Prevents clients from directly communicating with internal services and hides microservice complexity.

@RestController
@RequestMapping("/api/orders")
public class GatewayController {

@PostMapping
public ResponseEntity<?> createOrder(){

    // validate JWT
    // forward request

    return ResponseEntity.ok("Request forwarded");
}

}

2. Order Service

Order Service owns order creation and order lifecycle.

Why separate Order Service?

  • Order logic changes independently
  • Own database ownership
  • Can scale independently during sales events

Order Creation Code

@Transactional
public void createOrder(OrderRequest request){

 Order order=new Order();
 order.setStatus("CREATED");
 orderRepository.save(order);

 OutboxEvent event=new OutboxEvent();
 event.setType("ORDER_CREATED");
 event.setPayload(convert(order));

 outboxRepository.save(event);

}

3. Transactional Outbox Pattern

Transactional Outbox stores database changes and events in the same database transaction.

Why do we need Outbox?

Suppose Order is saved successfully but Kafka publishing fails.

Wrong approach

Save Order
   |
   v
Kafka Publish
   |
   X Failure

Result:
Order exists but Payment and Inventory never know

Problem Solved

  • Avoids lost events
  • Makes database and event creation atomic
  • Improves reliability
BEGIN;

INSERT INTO orders VALUES(5001,'CREATED');

INSERT INTO outbox VALUES(1,'ORDER_CREATED');

COMMIT;

4. Kafka Event Communication

Kafka is used as a communication channel between services.

Why Kafka?

  • High throughput
  • Durable messages
  • Services are loosely coupled
  • Supports retry and replay
kafkaTemplate.send(
 "order.created",
 orderEvent
);

5. Inventory Service

Inventory service owns product stock.

Important Interview Scenario: Last Item

Stock = 1

User A buys
User B buys

Both requests arrive together

Solution

  • Optimistic locking
  • Pessimistic locking
  • Atomic update query
UPDATE inventory
SET stock = stock - 1
WHERE product_id=15
AND stock > 0;

Why?

Only one transaction can reduce stock from 1 to 0. The second request gets failure.

6. Payment Service

Payment service communicates with payment gateway and stores payment status.
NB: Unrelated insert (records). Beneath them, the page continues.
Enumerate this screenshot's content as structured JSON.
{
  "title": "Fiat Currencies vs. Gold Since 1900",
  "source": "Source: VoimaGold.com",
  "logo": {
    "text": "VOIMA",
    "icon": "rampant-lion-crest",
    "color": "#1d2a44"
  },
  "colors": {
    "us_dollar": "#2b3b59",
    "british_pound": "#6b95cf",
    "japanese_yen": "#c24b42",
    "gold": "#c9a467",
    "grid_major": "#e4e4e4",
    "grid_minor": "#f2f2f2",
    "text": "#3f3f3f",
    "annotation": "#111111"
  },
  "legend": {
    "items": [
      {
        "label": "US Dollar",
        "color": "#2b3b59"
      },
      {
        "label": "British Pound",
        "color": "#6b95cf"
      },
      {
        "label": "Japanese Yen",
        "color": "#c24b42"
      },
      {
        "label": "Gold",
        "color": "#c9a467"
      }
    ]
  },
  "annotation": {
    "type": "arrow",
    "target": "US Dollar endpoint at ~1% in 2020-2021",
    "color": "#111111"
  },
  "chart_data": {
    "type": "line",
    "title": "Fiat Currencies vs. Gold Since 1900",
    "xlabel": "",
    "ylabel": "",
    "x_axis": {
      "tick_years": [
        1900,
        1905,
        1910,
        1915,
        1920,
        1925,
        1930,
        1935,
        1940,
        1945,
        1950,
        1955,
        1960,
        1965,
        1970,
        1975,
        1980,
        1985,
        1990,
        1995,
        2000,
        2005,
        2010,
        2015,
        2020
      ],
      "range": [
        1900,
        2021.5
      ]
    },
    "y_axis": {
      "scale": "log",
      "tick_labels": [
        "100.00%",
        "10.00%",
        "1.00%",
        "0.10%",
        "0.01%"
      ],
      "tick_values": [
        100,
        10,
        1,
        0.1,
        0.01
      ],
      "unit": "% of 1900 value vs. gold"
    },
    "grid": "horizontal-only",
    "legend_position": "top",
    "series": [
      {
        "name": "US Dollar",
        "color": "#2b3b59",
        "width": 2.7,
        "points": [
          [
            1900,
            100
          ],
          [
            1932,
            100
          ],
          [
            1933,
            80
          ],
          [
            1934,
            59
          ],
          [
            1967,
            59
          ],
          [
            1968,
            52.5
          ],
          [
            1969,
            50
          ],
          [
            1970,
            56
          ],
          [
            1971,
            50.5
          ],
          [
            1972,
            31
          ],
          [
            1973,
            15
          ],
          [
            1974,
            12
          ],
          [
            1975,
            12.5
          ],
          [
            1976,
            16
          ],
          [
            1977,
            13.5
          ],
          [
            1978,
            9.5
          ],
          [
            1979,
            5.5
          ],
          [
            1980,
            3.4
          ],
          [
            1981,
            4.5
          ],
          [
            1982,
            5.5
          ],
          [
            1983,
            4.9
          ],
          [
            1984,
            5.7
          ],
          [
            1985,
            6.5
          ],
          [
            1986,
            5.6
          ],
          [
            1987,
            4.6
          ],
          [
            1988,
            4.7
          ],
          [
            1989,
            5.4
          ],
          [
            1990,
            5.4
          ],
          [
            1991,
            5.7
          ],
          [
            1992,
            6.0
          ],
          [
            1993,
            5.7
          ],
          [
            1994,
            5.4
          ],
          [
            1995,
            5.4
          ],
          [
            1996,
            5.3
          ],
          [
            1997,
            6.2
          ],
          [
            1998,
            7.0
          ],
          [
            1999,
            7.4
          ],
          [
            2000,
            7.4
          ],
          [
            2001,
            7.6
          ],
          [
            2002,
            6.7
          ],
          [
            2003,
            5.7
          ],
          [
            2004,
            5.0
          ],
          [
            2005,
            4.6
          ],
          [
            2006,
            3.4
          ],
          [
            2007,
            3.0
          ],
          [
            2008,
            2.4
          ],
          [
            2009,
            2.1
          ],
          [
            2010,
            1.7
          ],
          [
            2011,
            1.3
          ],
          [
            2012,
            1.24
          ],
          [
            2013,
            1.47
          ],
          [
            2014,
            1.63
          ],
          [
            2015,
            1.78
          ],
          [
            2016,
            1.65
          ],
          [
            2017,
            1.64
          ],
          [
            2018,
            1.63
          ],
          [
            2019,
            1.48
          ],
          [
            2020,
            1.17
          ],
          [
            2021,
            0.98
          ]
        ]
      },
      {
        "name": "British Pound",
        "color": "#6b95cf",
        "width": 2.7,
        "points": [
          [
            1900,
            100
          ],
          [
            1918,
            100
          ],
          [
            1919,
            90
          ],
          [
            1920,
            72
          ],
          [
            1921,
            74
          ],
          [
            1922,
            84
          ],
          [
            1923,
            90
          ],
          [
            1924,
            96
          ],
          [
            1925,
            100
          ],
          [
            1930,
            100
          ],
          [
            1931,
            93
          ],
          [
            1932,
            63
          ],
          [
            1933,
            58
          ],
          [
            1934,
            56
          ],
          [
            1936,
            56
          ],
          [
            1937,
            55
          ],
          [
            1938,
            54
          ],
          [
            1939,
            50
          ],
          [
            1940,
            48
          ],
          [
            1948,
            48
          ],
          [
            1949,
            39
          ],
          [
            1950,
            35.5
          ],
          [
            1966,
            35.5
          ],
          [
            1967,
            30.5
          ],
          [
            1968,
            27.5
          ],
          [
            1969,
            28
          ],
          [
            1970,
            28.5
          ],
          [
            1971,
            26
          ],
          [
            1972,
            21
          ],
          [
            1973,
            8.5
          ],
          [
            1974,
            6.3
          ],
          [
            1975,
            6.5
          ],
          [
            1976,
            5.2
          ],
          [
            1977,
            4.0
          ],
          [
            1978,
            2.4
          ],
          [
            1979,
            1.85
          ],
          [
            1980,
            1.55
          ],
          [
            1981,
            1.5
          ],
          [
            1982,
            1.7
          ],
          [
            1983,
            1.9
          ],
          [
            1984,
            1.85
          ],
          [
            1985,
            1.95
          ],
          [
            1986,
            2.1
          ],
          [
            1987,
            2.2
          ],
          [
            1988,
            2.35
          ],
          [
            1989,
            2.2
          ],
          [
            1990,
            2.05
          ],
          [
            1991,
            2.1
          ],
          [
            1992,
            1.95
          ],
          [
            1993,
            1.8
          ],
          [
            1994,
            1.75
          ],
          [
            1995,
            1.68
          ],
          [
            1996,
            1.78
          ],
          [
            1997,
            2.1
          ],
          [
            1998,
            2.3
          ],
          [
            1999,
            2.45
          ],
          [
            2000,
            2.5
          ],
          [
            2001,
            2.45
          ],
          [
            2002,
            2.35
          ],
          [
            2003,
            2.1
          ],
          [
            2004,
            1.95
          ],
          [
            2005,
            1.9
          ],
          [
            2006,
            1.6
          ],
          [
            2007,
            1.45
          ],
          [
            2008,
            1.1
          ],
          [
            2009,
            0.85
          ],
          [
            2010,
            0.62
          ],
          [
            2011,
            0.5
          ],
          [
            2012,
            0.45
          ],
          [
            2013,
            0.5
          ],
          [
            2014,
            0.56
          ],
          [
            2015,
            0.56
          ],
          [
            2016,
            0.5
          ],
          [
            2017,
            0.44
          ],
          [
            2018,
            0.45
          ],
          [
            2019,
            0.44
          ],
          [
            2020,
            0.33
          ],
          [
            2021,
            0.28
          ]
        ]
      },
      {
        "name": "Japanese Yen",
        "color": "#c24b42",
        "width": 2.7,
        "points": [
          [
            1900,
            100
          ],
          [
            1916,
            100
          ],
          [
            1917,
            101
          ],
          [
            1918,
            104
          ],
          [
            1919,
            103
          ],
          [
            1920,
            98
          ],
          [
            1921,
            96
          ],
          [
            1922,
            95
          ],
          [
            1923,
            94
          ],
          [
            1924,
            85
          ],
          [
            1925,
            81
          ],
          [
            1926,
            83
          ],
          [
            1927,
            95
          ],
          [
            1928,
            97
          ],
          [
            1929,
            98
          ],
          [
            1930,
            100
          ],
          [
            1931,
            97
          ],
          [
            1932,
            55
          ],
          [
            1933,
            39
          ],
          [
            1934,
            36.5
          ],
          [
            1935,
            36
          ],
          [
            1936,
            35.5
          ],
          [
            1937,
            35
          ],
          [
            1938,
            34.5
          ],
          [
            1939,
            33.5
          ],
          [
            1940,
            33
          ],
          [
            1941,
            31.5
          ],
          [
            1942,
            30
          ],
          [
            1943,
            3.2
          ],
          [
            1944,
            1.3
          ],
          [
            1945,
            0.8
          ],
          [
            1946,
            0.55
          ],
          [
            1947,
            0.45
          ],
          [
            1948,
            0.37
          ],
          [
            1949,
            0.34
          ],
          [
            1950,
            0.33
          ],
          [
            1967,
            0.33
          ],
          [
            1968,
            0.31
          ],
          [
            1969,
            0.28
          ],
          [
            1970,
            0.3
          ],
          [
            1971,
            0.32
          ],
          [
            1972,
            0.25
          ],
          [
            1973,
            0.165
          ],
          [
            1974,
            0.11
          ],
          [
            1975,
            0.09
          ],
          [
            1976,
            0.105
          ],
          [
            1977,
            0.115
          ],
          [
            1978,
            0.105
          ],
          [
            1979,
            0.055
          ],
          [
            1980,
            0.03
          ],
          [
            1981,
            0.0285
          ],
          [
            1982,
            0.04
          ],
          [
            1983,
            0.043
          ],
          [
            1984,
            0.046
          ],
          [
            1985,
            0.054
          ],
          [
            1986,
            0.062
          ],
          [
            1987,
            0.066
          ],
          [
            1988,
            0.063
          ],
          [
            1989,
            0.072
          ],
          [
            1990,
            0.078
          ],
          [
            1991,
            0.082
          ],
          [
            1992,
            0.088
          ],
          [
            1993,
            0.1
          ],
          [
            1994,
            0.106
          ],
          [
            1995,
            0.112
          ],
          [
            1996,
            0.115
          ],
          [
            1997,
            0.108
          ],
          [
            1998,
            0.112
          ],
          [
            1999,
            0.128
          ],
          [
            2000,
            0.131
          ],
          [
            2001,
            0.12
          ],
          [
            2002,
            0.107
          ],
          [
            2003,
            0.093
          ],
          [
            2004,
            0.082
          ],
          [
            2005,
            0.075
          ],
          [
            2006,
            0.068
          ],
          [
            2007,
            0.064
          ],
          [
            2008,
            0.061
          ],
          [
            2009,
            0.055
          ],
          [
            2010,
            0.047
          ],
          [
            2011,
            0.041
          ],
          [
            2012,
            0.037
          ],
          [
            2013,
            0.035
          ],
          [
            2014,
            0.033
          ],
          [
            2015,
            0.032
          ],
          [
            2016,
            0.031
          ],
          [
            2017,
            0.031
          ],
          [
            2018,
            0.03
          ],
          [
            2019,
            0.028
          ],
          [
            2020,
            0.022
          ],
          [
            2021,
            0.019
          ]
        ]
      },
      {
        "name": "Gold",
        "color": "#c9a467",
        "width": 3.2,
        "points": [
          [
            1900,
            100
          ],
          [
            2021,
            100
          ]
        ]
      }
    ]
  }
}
@KafkaListener(topics="order.created")
public void pay(OrderEvent event){

 boolean result = paymentGateway.charge();

 if(result){
 kafka.send("payment.success",event);
 }
 else{
 kafka.send("payment.failed",event);
 }
}

7. Saga Pattern

Saga is a pattern used to manage distributed transactions across multiple microservices.

Why Saga?

In microservices we cannot do one database transaction like traditional monolith systems.

Traditional

BEGIN TRANSACTION
Order
Payment
Inventory
COMMIT


Microservices

Order DB Transaction
Payment DB Transaction
Inventory DB Transaction

Problem Solved

  • Coordinates multiple services
  • Handles failures
  • Provides compensation

Example Compensation

Order Created
      |
Inventory Reserved
      |
Payment Failed
      |
Saga Compensation
      |
Release Inventory
      |
Cancel Order

8. Idempotency

Kafka usually provides at least once delivery, meaning duplicate events are possible.

Problem

Payment Event received twice

First time:
Charge customer

Second time:
Charge again ❌

Solution

if(eventRepository.exists(eventId)){
    return;
}

processPayment();

saveEventId();

Final Interview Explanation

For Amazon-like order processing, we use API Gateway for entry, Order Service for ownership, Transactional Outbox for reliable event publishing, Kafka for communication, Inventory locking for concurrency control, Payment Service for payment processing, Saga for distributed transaction management, and Idempotency for duplicate message handling.